Gli incrementi previsti
L’autorità di regolazione dei trasporti ha stabilito che a partire dal 1 gennaio 2026 gli automobilisti italiani dovranno sostenere pedaggi più elevati, decisione accolta dalla Corte Costituzionale che ha accettato il ricorso di Palazzo Spada.
Questo percorso ha portato a un incremento medio dell’1,5% delle tariffe autostradali dal prossimo anno, motivato dall’adeguamento all’inflazione. L’aumento è stato annunciato dal Ministero delle Infrastrutture e dei Trasporti, delusa dalla decisione della Consulta. Il Ministero ha affermato che la Corte costituzionale «ha annullato l’impegno del ministro Matteo Salvini e dell’intero Governo volto a mantenere bloccate le tariffe fino alla definizione dei nuovi Pef regolatori». Secondo il Mit, la sentenza rappresenta l’ennesimo capitolo di un confronto tra Governo e Magistratura.

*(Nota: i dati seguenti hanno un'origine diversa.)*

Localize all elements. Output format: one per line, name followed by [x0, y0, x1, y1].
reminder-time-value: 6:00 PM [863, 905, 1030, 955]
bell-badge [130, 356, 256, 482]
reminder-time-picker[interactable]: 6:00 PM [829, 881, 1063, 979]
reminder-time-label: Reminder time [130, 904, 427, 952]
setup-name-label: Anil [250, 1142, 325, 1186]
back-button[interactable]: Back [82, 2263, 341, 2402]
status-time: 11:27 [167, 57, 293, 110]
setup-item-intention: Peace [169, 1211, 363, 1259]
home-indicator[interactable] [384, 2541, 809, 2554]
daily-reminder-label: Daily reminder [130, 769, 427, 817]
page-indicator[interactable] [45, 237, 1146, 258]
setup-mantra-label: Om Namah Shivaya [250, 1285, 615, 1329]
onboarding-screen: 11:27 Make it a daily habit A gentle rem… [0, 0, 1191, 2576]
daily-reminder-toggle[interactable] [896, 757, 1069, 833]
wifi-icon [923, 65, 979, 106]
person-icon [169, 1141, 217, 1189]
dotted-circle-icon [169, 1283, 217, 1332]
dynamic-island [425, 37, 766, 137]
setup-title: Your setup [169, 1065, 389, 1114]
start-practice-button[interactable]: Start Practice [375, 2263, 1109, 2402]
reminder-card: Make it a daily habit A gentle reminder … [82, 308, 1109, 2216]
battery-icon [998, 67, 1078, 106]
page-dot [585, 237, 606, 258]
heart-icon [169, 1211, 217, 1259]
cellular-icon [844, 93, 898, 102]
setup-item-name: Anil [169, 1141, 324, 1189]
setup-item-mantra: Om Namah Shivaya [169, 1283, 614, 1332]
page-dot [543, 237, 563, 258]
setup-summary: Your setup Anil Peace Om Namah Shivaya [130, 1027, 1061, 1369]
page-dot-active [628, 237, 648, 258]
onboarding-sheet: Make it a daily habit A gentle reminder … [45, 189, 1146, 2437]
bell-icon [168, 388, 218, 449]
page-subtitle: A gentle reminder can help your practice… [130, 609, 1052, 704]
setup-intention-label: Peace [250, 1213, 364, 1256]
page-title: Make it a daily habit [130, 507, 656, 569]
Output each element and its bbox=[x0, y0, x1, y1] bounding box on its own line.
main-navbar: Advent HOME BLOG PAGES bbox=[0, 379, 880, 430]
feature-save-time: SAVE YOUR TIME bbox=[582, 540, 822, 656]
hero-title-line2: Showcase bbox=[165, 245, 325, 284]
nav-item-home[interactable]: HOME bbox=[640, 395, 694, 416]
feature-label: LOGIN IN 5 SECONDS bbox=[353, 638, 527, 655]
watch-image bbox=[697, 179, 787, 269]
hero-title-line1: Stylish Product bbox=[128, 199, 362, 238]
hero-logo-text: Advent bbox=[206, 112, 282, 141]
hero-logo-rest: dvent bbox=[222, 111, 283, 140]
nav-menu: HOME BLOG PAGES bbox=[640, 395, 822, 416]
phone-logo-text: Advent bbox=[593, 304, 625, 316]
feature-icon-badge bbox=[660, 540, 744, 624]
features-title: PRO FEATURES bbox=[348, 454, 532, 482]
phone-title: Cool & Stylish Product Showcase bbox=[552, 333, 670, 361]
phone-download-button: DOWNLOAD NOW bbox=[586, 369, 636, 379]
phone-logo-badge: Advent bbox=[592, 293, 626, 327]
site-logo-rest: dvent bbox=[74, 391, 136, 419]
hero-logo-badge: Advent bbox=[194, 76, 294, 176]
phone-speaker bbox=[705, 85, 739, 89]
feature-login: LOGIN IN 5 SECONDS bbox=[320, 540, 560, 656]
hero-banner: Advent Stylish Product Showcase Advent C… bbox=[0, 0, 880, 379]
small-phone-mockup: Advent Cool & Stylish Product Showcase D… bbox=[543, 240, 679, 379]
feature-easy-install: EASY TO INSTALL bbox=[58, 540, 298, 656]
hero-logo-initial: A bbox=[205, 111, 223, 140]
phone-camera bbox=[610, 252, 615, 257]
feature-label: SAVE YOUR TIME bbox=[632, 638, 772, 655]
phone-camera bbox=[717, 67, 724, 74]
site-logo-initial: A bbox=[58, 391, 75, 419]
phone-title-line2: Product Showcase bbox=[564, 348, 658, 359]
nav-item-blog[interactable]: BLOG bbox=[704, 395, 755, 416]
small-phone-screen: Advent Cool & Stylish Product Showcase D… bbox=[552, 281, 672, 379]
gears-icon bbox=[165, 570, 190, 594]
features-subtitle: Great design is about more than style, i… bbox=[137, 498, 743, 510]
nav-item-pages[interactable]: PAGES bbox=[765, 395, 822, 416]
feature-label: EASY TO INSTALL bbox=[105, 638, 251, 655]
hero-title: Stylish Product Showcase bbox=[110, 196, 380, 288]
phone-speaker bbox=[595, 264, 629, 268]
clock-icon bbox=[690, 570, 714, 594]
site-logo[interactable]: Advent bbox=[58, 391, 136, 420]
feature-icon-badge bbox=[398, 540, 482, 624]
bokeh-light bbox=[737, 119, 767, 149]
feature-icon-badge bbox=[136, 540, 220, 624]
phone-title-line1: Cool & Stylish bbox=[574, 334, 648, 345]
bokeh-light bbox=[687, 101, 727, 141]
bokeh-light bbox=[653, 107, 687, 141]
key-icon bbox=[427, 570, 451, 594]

Nuove tariffe e i tratti esclusi dal rincaro
Non tutti i tratti autostradali saranno interessati dai rincari. I rincari scatteranno infatti solo per le concessionarie per le quali è in corso la revisione dei Piani economico-finanziari (Pef). Restano quindi escluse le Concessioni del Tirreno (A10 e A12), Ivrea-Torino-Piacenza (A5 e A21) e la Strada dei Parchi (A24 e A25). A queste si aggiunge Autostrade Alto Adriatico, che ha comunicato la decisione di mantenere invariati i pedaggi anche nel 2026: la società ha spiegato in una nota di aver scelto di non richiedere alcun aumento né il riconoscimento dell’inflazione.
Per le altre concessionarie, invece, sono previsti aumenti differenti. Autostrade per l’Italia (ASPI) applicherà un incremento dell’1,50%, così come Milano Serravalle, la Tangenziale di Napoli, la Brescia-Padova, Autovia Padana, Salt – Tronco Autocisa, il Consorzio Autostrade Siciliane (CAS), la SAT (A12 Livorno-Civitavecchia) e la Sitaf (A32 Torino-Bardonecchia). L’Autostrada del Brennero (A22) registrerà un aumento dell’1,46%, mentre il rincaro più pesante riguarderà il tratto Salerno-Pompei-Napoli, con un aumento del pedaggio dell’1,925% nel corso del prossimo anno.
Il provvedimento avrà effetti anche in Sicilia: dal prossimo anno subiranno un incremento tariffario dell’1,5% anche le autostrade A18 e A20, che collegano Messina rispettivamente a Catania e Palermo.